The USAID Somali Youth Livelihoods Program is providing Somali youth with a livelihood opportunity, while increasing access to safe drinking water in this arid area. The USAID youth program is locally known “Shaqodoon” which means job seeker in Somali. It is implemented by Biofit, a Somali NGO in Garoowe, Puntland.
As part of the program, more than 350 Somali youth have launched their own businesses—manufacturing and selling easy-to-use, affordable, and long-lasting water treatment filters to members of their community.
Two of those youths, Mohamed and Said, have been trained in the production and sales of Biofit filters in Bari region, northern Somalia. After the training, they formed a team for production.

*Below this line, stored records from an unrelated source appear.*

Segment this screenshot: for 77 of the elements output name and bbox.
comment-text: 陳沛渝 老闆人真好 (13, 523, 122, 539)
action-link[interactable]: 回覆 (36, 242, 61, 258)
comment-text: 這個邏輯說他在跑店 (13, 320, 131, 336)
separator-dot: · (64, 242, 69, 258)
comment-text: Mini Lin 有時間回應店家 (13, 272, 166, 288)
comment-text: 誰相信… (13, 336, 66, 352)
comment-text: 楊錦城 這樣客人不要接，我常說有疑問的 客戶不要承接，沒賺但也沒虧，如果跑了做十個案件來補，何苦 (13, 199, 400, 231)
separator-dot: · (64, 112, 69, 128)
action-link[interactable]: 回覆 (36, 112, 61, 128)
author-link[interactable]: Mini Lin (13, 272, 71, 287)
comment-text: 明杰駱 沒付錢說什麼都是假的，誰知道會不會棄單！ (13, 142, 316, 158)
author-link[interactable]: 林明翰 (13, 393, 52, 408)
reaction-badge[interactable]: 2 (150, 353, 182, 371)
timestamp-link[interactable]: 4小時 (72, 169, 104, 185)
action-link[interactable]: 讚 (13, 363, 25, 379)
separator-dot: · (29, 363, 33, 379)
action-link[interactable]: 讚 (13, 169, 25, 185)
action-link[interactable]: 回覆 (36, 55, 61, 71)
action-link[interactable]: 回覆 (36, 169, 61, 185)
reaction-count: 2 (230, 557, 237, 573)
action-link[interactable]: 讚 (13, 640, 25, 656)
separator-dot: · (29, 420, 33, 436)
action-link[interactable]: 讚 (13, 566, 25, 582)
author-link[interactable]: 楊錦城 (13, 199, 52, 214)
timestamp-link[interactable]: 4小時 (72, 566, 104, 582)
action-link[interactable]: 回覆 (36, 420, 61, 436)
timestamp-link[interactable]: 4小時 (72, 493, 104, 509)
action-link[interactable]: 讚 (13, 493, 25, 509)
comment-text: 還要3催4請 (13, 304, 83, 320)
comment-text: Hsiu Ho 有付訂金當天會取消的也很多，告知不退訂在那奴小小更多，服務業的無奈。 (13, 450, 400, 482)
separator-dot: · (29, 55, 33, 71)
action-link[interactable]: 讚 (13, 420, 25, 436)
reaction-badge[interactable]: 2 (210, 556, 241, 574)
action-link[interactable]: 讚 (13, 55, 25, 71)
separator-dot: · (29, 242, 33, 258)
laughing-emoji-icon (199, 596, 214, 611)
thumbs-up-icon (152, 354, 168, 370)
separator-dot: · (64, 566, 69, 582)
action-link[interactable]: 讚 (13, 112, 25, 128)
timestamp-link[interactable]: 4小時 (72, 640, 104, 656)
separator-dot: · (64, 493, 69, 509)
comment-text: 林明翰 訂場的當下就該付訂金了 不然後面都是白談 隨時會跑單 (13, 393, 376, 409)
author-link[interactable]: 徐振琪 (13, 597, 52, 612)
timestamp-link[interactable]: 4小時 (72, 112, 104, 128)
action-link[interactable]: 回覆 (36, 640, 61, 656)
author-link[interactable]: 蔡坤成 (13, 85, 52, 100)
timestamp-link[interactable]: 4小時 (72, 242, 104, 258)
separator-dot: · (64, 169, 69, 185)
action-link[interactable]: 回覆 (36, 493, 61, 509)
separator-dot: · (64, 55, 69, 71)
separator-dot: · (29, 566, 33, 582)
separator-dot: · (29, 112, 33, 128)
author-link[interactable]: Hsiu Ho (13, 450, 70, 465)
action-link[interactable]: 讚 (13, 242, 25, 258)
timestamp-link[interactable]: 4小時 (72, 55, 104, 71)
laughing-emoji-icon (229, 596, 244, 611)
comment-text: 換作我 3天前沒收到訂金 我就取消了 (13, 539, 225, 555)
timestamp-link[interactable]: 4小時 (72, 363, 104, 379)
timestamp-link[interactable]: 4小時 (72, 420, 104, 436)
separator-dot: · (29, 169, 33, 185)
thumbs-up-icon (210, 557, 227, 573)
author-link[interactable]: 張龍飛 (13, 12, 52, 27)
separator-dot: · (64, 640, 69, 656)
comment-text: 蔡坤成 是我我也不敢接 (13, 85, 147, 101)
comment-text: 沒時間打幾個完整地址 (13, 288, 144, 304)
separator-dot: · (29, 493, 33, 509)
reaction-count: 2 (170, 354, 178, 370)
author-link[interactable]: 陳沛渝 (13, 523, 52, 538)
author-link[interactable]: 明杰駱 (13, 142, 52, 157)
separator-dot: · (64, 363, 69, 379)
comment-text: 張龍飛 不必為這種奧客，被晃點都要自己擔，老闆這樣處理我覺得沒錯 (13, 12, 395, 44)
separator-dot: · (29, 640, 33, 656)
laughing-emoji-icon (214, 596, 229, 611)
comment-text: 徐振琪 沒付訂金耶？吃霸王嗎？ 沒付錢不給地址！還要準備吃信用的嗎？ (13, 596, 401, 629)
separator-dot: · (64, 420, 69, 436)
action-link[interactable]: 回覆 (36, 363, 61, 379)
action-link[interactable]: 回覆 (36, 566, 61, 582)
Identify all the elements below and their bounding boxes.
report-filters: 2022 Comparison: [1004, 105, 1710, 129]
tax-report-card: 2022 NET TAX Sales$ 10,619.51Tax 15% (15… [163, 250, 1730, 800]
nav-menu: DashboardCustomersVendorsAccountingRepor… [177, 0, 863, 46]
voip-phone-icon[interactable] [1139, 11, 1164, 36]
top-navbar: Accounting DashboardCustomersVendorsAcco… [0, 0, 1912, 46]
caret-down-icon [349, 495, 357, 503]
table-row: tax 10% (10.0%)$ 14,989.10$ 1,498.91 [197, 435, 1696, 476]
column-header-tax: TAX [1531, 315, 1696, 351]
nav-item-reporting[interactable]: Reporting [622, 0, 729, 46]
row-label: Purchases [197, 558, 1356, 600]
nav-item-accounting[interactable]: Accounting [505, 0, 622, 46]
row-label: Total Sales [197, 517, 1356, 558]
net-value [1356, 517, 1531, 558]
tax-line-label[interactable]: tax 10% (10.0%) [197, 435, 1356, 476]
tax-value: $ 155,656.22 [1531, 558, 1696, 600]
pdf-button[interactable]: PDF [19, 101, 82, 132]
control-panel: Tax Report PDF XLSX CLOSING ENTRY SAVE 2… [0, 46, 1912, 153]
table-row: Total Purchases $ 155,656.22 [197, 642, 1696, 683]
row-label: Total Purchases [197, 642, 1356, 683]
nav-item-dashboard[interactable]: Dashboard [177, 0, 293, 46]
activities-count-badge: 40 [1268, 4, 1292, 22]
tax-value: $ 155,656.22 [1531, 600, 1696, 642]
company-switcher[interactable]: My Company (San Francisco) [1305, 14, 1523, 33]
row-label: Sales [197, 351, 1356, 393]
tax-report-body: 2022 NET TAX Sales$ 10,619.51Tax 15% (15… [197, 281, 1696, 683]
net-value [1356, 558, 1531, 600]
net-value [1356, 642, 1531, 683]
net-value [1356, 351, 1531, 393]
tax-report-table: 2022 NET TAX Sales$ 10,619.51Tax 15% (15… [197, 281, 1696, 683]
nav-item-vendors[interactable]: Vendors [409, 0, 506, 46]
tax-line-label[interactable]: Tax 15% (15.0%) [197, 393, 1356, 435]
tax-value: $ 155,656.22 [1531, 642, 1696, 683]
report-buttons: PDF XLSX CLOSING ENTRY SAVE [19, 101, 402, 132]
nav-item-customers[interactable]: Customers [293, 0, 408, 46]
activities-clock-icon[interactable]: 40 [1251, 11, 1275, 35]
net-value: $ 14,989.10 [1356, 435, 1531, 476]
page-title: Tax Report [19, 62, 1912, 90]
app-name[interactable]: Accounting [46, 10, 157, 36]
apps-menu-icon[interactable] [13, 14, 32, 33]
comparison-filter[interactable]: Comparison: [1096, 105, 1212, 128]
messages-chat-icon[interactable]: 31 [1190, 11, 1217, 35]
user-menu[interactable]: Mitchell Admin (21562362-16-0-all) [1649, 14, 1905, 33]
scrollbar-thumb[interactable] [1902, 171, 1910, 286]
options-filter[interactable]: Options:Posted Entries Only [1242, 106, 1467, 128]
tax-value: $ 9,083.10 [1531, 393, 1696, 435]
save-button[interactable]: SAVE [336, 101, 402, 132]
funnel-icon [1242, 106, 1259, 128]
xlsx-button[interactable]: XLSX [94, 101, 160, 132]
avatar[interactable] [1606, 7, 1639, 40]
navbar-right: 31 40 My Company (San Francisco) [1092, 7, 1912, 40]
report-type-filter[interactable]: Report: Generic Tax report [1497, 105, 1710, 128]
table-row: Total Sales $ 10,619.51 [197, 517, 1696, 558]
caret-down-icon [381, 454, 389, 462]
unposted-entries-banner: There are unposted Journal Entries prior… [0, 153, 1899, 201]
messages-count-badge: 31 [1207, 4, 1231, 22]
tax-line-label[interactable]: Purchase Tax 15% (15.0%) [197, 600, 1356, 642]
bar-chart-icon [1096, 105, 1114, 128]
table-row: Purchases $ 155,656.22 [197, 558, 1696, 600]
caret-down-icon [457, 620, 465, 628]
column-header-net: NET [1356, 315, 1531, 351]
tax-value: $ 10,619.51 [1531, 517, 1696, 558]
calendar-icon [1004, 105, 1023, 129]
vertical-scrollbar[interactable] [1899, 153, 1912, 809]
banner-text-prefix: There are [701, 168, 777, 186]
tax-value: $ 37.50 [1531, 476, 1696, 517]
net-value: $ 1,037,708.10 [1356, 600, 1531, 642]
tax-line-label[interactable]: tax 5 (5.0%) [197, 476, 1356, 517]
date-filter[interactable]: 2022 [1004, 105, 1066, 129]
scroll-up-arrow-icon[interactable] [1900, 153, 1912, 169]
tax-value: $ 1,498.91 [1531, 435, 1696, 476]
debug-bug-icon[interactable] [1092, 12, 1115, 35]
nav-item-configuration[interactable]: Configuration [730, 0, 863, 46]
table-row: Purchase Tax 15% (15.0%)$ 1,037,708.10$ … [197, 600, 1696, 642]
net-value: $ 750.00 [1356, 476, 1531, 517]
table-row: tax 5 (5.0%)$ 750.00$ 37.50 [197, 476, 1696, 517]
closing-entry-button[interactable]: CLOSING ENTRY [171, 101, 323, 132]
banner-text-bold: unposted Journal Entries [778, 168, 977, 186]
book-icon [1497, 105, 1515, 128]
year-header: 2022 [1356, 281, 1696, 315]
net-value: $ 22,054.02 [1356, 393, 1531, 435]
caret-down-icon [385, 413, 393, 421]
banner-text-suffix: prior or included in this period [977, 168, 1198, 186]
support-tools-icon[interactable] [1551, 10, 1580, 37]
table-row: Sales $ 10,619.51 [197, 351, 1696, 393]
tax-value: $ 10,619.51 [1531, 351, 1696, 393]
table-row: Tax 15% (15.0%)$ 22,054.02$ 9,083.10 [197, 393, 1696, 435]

According to Mohamed, “Our target is to manufacture four units per month, and make a net income of $100.” Mohamed proudly noted that they have already received three orders, and are expecting more.
Karon and her children use Biofit filters for clean water.
Karon is a 37-year old mother living with her three children in Camp Tawakal, a camp for internally displaced persons in Bossaso, northern Somalia. Water in the camp is precious, and Karon knew the consequences of her children drinking contaminated water. To buy 12 litres of purified water a day from local factories, she used to spend daily 12,000 Somali shillings (about US$0.30)—20% of her total income. Karon was among the first people to use the Biofit filters. She expects to pay for the filters within three months.
The water filter project of the Shaqodoon program is not only providing the community with clean and affordable drinking water: it is also benefitting youth, who are able to generate their own income.